The date of Jim Dzurenda’s departure has not been finalized, the office said. Gov. Steve Sisolak said he would conduct a state- and nationwide search for his replacement.
“I appreciate all that Jim has done for the state of Nevada, including his robust efforts to begin reforming Nevada’s correctional institutions,” Sisolak said in a statement. “I thank him for his years of public service in state government and wish him and his family the best of luck.”
The governor’s office said Dzurenda was resigning to “pursue new opportunities and to be able to spend more time with his family and children in Southern Nevada.”
In his statement, Dzurenda said the department under Sisolak had “made significant reforms to the criminal justice and correctional systems.”
“Although there is more to be done, I have great confidence that Gov. Sisolak will establish Nevada as a model for its fair and reformative correctional programs,” he added.

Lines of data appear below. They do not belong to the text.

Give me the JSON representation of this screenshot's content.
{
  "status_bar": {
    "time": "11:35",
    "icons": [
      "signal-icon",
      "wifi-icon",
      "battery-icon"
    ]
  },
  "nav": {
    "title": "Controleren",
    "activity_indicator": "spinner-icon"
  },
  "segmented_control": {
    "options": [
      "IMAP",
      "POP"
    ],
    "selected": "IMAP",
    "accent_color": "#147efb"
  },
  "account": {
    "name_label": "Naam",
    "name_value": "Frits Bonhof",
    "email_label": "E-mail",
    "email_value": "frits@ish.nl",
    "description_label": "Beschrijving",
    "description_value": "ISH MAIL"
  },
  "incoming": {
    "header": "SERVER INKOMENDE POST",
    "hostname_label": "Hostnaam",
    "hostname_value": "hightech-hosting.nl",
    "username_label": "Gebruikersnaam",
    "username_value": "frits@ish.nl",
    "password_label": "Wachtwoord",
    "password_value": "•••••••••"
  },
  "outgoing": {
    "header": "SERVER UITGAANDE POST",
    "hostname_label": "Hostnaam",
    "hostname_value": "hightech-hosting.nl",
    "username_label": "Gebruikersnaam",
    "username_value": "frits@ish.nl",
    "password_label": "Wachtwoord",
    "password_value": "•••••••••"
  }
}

Dzurenda was appointed director of the Nevada Department of Corrections by Sisolak’s predecessor, Republican Brian Sandoval, in April 2016. He came from New York City, where as first deputy commissioner of the corrections department he managed nine jail facilities with 14,000 staff members and 9,000 inmates. He began his career in corrections in Connecticut, rising to become state commissioner in charge of 18 facilities, 19,000 inmates, 7,000 staff members and a budget of more than $350 million.
He appointment came after his predecessor in Nevada resigned at Sandoval’s request following several shootings at state prisons. A subsequent outside review of the department’s use of force cited low staffing levels and recommended ending use of less-lethal methods to control inmates, such as pepper spray.
Dzurenda himself faced criticism last September when it was disclosed that he disregarded requests from three drug manufacturers who did not want their medications used in prisoner executions. The disclosure came during testimony in a lawsuit challenging the “cocktail” of drugs the state used for capital punishment.
The lawsuit interfered with the state’s planned execution of condemned Nevada inmate Scott Dozier. Dozier, who waived his appeals and wanted to state to carry out his sentence, killed himself in prison in January.
The most recent execution in Nevada occurred in 2006.